Jim Powell Stresses Island Roots in Campaign for Legislative Seat


Jim Powell of West Tisbury, the Republican candidate for the Cape and Islands state representative seat, is emphasizing the value of his connection to the Vineyard.

"We need a new, fresh, effective, results-oriented representative who really knows what it's like to work and survive on the Island," said Mr. Powell, 46, who ran unsuccessfully against the incumbent, Eric T. Turkington, in 2004.

Mr. Powell, a teacher at the Martha's Vineyard Regional High School, a farmer and an innkeeper, said the Islands already loom large in the district, accounting for more than 60 per cent of its population and 90 per cent of its land area.


He said 28 years have passed since an Islander represented the Vineyard, and that the time has come for an Islander to again fill the shoes. Mr. Powell traces his Vineyard lineage through the Mayhews to 1642, and counts 20 state legislators among his ancestors.

His campaigning has included personal appearances across both the Vineyard and Nantucket. On the Vineyard, he has widely distributed signs that call on residents to "vote for an Islander."

Education is a key issue for Mr. Powell. "As a teacher and an Islander, I really understand what our schools need," he said. "I understand budgets and how to lobby for funds."

In 2003, he said, he worked with other Vineyard leaders to successfully restore funding that otherwise would have led to more than 20 layoffs in the Island's schools.

He also is emphasizing the importance of water quality and the health of shellfish in district towns, stressing "how important that link is in preserving our Island way of life."

Renewable energy is another important issue for the candidate. While Mr. Powell said he favors the Cape Wind project, he favors siting the proposed wind farm either east of Nantucket or at the Massachusetts Military Reservation. He said bickering over the current proposed site, at Horseshoe Shoal in Nantucket Sound, is depriving the region of the wind farm's energy benefits.

Mr. Powell said he also backs land-based wind projects on a smaller scale, including in his own town of West Tisbury.

Taking the longer view, he wants to help the Cape and Islands district become a leader in wind-farm technology, which he said could generate good jobs while also cutting down on pollution generated by fossil fuels.


Mr. Powell also has honed in on the issue of rising home insurance premiums in coastal areas such as the Cape and Islands. As a member of the Martha's Vineyard Commission and as its liaison to the state coastal zone management program, he said he has learned that coastal towns can take steps to pursue discounts on premiums that their residents otherwise would pay. He said he would work with district towns to pursue discounts.

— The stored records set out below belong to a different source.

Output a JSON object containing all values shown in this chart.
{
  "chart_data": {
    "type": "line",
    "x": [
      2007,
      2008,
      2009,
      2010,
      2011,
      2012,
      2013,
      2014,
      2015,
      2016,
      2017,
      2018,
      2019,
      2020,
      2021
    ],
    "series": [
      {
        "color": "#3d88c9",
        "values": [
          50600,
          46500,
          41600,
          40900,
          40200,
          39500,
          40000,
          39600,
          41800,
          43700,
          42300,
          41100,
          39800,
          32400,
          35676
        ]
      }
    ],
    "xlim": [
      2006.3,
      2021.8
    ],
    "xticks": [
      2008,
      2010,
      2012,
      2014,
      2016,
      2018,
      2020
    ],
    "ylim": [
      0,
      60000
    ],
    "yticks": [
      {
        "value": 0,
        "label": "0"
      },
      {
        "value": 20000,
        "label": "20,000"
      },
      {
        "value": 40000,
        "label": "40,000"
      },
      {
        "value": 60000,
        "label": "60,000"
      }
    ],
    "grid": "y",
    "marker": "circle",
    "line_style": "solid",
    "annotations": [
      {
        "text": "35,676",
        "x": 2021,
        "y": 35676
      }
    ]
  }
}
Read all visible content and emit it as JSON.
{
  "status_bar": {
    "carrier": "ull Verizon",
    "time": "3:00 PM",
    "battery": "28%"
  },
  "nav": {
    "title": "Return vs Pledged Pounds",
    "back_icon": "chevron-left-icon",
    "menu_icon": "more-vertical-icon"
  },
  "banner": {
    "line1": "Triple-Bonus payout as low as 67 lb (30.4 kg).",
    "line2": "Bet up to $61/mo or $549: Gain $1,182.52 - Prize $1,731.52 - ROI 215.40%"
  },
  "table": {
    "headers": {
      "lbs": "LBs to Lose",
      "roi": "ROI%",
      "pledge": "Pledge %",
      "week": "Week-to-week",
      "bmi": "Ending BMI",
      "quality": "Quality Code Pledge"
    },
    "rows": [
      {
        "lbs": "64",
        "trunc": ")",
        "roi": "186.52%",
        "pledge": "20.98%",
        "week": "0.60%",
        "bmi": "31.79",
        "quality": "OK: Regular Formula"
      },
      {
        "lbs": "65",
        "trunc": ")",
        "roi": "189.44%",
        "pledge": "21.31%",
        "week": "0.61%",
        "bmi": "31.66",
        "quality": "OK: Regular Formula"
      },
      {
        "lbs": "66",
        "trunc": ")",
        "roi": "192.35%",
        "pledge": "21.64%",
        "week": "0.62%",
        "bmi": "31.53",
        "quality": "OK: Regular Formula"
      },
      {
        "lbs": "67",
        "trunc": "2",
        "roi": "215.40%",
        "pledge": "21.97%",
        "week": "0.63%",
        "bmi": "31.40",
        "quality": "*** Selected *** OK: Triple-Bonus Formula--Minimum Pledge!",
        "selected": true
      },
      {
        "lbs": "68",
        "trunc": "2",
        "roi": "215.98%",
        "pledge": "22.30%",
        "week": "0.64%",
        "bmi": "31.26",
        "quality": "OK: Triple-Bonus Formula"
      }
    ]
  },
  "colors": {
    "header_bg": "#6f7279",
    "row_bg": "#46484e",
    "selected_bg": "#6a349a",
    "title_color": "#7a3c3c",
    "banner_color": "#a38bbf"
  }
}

Mr. Powell supports the proposed charter study committee for county government in Dukes County. He said the reforms of the initial charter, reached a decade ago, did not take effect as they should have. The fallout, he said, has included the continuing existence of an unsafe jail and $600,000 in costs related to a legal battle between the county commission and the Martha's Vineyard airport commission. He said he would like to see some county services expanded and some diminished, but when asked for specifics didn't provide any.

He sees the lack of affordable housing as another key issue, one that extends even to Cuttyhunk on the Elizabeth Islands. Asked about the proposed Martha's Vineyard Housing Bank, which would be funded on a tax on real estate transactions, Mr. Powell said he would favor a bill that would provide tax incentives through property tax abatements for prospective homeowners.

Mr. Powell also wants to reintroduce commuter rail from Boston to Buzzards Bay, which he said would give residents in the Falmouth section of the district better access to better jobs, and help the economy of the district.